Sumud'dan umuda, karanlıktan aydınlığa

Kırk küsur geminin biri başardı. Mikeno girdi Gazze'nin karasularına. Ablukayı kırdı. Sumud, Gazze'ye ulaştı.

O kırk küsur gemi yarın dört yüz gemi olacak, dört bin gemi olacak. O beş yüz insan yarın beş bin olacak, elli bin, beş yüz bin, beş mil milyon, beş yüz milyon, beş milyar olacak. Sumud Gazze'ye ulaştı.

Devletler tüm eziklikleriyle Gazze'deki soykırımı durdurmak için kıllarını bile kıpırdatmadıkları için, uluslararası sistem denilen pislik torbası hiçbir şey yapmadığı için insanlık topyekûn ayağa kalktı, inisiyatif aldı ve "Bu düzen değişecek" dedi. Sumud'un hikâyesi budur.
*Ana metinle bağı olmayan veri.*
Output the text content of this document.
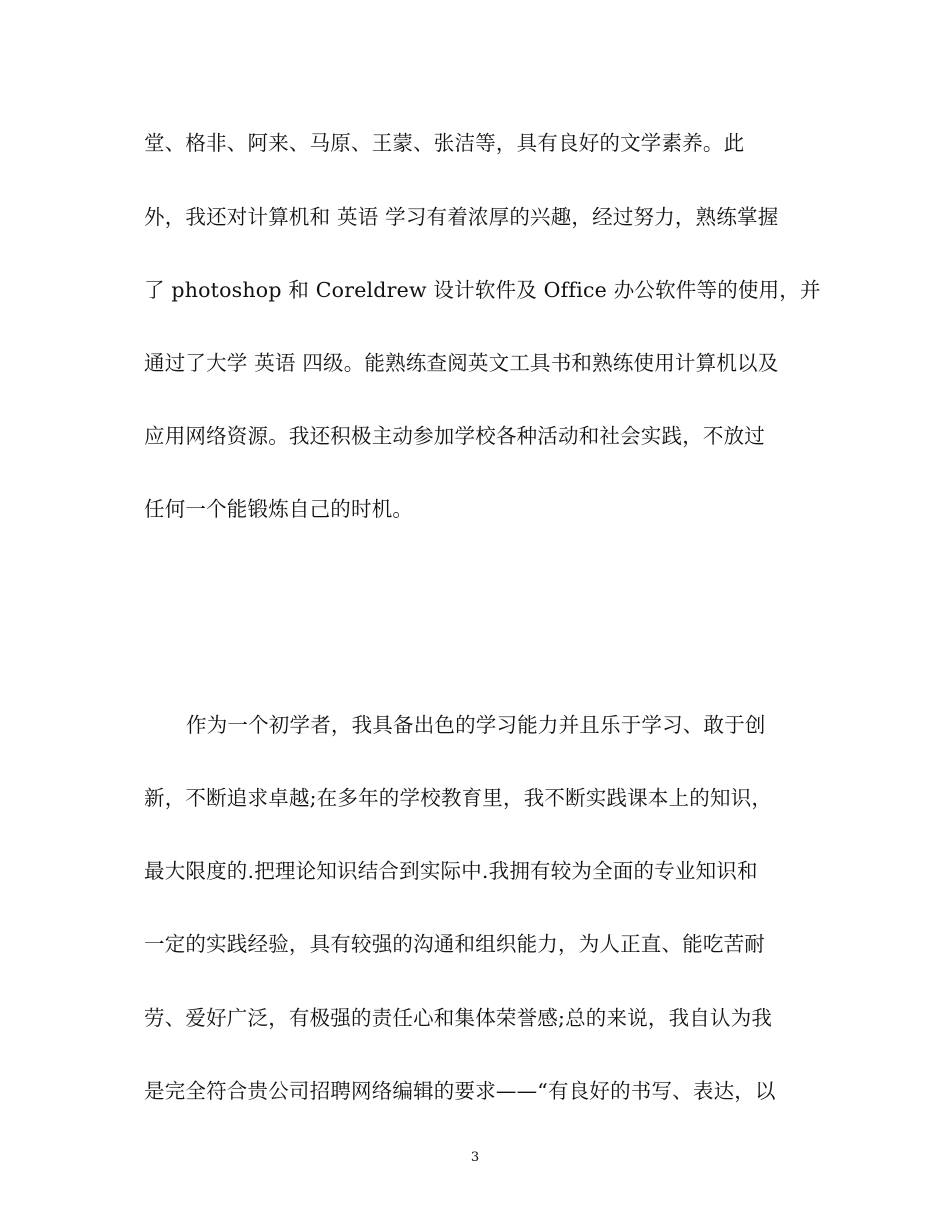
堂、格非、阿来、马原、王蒙、张洁等，具有良好的文学素养。此
外，我还对计算机和 英语 学习有着浓厚的兴趣，经过努力，熟练掌握
了 photoshop 和 Coreldrew 设计软件及 Office 办公软件等的使用，并
通过了大学 英语 四级。能熟练查阅英文工具书和熟练使用计算机以及
应用网络资源。我还积极主动参加学校各种活动和社会实践，不放过
任何一个能锻炼自己的时机。
作为一个初学者，我具备出色的学习能力并且乐于学习、敢于创
新，不断追求卓越;在多年的学校教育里，我不断实践课本上的知识，
最大限度的.把理论知识结合到实际中.我拥有较为全面的专业知识和
一定的实践经验，具有较强的沟通和组织能力，为人正直、能吃苦耐
劳、爱好广泛，有极强的责任心和集体荣誉感;总的来说，我自认为我
是完全符合贵公司招聘网络编辑的要求——“有良好的书写、表达，以
3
Açık yazacağım. Hiçbir uluslararası kuruluşun, hiçbir hükümetin, hiçbir devletin Sumud hakkında endişelenmeye, Sumud'u tebrik etmeye, takdir etmeye hakkı da yoktur haddi de. Çünkü o ölü toprağı, o siniklik, o çaresizlikle bu saydıklarıma düşen sadece utanmaktır utanacak yüzleri kaldıysa. Sumud için Sumud'a katılan cesur yürekler ve orada olamadığı için gözyaşı döken, sıradaki filoya binmek için can atan, Gazze için elinden geleni, elinden gelenin fazlasını yapan insanlar endişelenebilir, takdir edebilir, tebrik edebilir Sumud'u. Gerisi boş beleştir, laf-ı güzaftır.

Sumud tüm dünyaya demiştir ki "Yemişim sizin politik dengelerinizi, sevmişim sizin stratejik hamlelerinizi, öpmüşüm sizin kınama metinlerinizi, toplanıp toplanıp dağılmalarınızı, bilmem nelerinizi. İnsanlık öldü mü ulan Biz öldük mü Sen git utancınla yaşa, ben de şeref madalyamı takıp gezeyim."

Mesele bundan ibarettir ve ötesi de yoktur.

Sumud, Gazze soykırımına "insanlık namına" el koyma girişimidir ve hedefine de ulaşmıştır. Bundan böyle canını hiçe sayacak kadar "aşkî" insanlar Gazze'ye ulaşmak için her yolu deneyecektir. Ebu Ubeyde komutanımızın buyurduğu gibi "berren ve bahren ve cevven" bu domuz sürüsünün soykırımını durdurmak için insanlık büyük, çok büyük bir "operasyona" girişecektir.